Months went by. Then, last January in Harpswell, Carrier again woke up in the middle of the night, itching and red, her airway closing. Again, she called 911 and went to the hospital. After she recovered, she decided to get an allergy test. Within a week, she got a phone call with the results.

“I was cooking a pot roast that I had been cooking all day long and the house smelled absolutely yummy. And she called and she said, ‘I’m sorry to tell you this, but you can no longer again eat mammal.’ And I said, ‘In one phone call I’ve become a vegetarian?’" she says.

Credit Patty Wight / Maine Public
/
Maine Public
Patty O’Brien Carrier in her gardens in Harpswell.

Mostly. Carrier can’t eat any meat from hoofed animals.

“So this is sort of a unique kind of allergy,” says Dr. Marguerite Pennoyer, an allergist and immunologist in Scarborough.

Pennoyer’s not Carrier’s doctor, but she has diagnosed other patients with this red meat allergy. The source, she says, is the bite of a lone star tick.

“The cement the tick attaches to its victims has a special sugar in it that is called alpha-gal. And this sugarlike molecule is found in all mammalian meats except humans and monkey meat,” she says.

When that alpha-gal sugar molecule enters the human body, it’s treated as a foreign invader and triggers an allergic reaction. Unlike other allergic reactions, this one is usually delayed by several hours. That’s why Carrier woke up in the middle of the night, after she had dinner.

“I didn’t put the pieces together until the diagnosis. And in both instances, I had had beef,” she says.

Beef was a rare treat for Carrier.

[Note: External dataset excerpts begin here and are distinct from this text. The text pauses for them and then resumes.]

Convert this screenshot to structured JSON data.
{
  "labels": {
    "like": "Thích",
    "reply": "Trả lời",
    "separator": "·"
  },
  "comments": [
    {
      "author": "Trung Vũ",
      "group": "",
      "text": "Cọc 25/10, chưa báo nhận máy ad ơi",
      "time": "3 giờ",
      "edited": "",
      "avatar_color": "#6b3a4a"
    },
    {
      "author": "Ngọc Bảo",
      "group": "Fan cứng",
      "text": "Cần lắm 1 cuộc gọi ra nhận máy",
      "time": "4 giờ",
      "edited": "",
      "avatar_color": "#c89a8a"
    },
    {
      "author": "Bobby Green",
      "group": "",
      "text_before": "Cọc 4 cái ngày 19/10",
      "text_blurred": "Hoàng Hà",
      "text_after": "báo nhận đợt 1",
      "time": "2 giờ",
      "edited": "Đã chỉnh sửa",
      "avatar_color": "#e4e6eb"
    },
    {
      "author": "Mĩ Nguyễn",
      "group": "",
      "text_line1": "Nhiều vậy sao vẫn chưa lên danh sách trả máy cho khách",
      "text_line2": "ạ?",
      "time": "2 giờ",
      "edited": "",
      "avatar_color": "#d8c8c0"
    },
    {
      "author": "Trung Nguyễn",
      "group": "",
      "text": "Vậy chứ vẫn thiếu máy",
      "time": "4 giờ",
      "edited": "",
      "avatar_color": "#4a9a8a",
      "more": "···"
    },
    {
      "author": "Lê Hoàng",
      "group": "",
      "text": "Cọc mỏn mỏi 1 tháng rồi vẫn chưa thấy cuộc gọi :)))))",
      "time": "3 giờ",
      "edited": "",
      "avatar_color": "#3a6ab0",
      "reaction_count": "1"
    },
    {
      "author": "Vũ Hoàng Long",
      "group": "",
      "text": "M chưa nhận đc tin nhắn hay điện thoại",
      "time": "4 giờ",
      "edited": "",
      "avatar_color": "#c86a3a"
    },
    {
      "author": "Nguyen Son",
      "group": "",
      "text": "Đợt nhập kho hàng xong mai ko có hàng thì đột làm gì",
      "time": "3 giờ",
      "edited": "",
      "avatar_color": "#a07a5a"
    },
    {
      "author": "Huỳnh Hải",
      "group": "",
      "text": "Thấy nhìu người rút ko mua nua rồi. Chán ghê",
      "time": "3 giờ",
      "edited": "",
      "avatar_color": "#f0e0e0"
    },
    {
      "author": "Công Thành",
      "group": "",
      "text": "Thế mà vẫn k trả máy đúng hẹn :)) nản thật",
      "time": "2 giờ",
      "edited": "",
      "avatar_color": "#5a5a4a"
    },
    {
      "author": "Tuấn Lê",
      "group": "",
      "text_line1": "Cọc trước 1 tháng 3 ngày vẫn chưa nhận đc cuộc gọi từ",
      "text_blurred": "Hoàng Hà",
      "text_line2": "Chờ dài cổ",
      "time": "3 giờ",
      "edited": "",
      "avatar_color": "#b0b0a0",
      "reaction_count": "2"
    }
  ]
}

She usually ate pork, which the tick bite didn’t cause as strong an allergic reaction to.

She’s not sure when or where she was bitten by a lone star tick. It might have been in her garden or while traveling.

Historically, the lone star tick — named for the single white spot on the center of its back — has been found in the southern U.S. But Chuck Lubelczyk, a vector ecologist at the Maine Medical Center Research Institute, says populations have been found in coastal Connecticut and Massachusetts — and there are rare instances of people getting bitten in Maine.

“Usually this is because these ticks, like deer ticks, get transported by migratory birds in the spring and get dropped off up here,” he says.

Lubelczyk says researchers are keeping active watch to prevent any populations from getting a foothold in the state, because these ticks also behave differently than others.

“Where they get established, there are just volumes of these ticks on the ground,” he says.

And, unlike other ticks that passively wait on vegetation to latch onto whatever brushes against it, the lone star tick is more aggressive.

“It’s a little bit scarier I guess in thinking about the fact that it will kind of pursue you,” says Griffin Dill, who coordinates the tick ID program at the University of Maine Cooperative Extension.

This tick detects and actively pursues its host. It may sound like the makings of a horror movie, but Dill advises to keep things in perspective. The lone star tick will only travel so far, so fast.

“I think I could outrun it,” he says.

There’s a silver lining for the meat allergy too: some people outgrow it. Carrier hopes she’ll one day be able to enjoy a steak on the grill again. But for now, she’ll stick with salmon.